Orientation and strain modulated electronic structures in puckered arsenene nanoribbons

TL;DR

This study shows that nanostructuring and applying strain to arsenene nanoribbons can convert their bandgap from indirect to direct and significantly modulate their electronic and transport properties, advancing 2D material engineering.

Contribution

It reveals how nanostructuring and strain can control the electronic properties of arsenene nanoribbons, a novel approach for 2D material applications.

Findings

Nanostructuring arsenene into nanoribbons induces a direct bandgap.

Strain can further modulate the bandgap and transport properties.

Tensile strain enhances the bandgap energy in armchair nanoribbons.

Abstract

Orthorhombic arsenene was recently predicted as an indirect bandgap semiconductor.

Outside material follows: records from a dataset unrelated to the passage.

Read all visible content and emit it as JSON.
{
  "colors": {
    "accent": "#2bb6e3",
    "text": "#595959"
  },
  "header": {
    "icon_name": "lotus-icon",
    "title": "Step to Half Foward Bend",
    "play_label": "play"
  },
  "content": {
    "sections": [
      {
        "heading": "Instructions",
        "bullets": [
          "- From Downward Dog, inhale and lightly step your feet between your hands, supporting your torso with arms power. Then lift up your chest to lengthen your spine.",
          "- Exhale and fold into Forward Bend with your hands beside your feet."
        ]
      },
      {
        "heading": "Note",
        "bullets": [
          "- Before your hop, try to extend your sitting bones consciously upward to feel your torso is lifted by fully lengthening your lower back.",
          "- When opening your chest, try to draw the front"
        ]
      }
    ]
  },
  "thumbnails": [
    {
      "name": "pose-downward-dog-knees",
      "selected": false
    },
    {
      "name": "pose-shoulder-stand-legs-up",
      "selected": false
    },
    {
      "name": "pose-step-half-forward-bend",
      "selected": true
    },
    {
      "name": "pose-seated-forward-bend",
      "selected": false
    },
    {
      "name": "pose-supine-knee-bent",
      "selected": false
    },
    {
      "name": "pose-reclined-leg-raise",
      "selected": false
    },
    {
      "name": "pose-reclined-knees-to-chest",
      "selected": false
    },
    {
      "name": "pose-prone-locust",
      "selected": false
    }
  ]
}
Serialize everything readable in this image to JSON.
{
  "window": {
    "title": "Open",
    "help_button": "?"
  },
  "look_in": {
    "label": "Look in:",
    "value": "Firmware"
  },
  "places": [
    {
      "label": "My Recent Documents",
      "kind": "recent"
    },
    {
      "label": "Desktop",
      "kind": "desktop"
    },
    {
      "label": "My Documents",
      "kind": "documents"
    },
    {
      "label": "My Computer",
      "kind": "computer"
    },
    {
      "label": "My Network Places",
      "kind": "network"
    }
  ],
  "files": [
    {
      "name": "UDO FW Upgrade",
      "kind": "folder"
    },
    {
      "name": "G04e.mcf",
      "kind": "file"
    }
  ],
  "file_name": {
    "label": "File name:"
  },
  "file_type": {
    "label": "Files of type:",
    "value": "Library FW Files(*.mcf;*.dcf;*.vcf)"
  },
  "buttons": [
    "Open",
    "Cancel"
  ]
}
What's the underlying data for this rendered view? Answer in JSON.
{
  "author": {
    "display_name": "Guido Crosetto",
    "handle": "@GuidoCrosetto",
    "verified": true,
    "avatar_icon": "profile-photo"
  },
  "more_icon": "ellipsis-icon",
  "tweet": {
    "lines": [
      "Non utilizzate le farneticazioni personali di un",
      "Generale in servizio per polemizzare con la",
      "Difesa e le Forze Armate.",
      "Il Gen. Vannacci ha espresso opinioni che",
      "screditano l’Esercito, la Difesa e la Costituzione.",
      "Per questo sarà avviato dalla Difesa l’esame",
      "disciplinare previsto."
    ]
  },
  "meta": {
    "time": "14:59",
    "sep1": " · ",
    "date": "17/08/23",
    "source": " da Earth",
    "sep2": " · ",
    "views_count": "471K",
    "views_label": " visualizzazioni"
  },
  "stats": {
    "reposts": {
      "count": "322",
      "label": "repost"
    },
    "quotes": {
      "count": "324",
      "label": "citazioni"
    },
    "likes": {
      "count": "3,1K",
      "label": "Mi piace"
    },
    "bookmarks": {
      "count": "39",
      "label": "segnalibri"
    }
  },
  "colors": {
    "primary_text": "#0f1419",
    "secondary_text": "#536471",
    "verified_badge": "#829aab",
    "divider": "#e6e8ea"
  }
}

Here, we demonstrate that nanostructuring arsenene into nanoribbons can successfully transform the bandgap to be direct. It is found that direct bandgaps hold for narrow armchair but wide zigzag nanoribbons, which is dominated by the competition between the in-plane and out-of-plane bondings. Moreover, straining the nanoribbons also induces a direct bandgap and simultaneously modulates effectively the transport property. The gap energy is largely enhanced by applying tensile strains to the armchair structures. In the zigzag ones, a tensile strain makes the effective mass of holes much higher while a compressive strain cause it much lower than that of electrons. Our results are crutial to understand and engineer the electronic properties of two dimensional materials beyond the planar ones like graphene.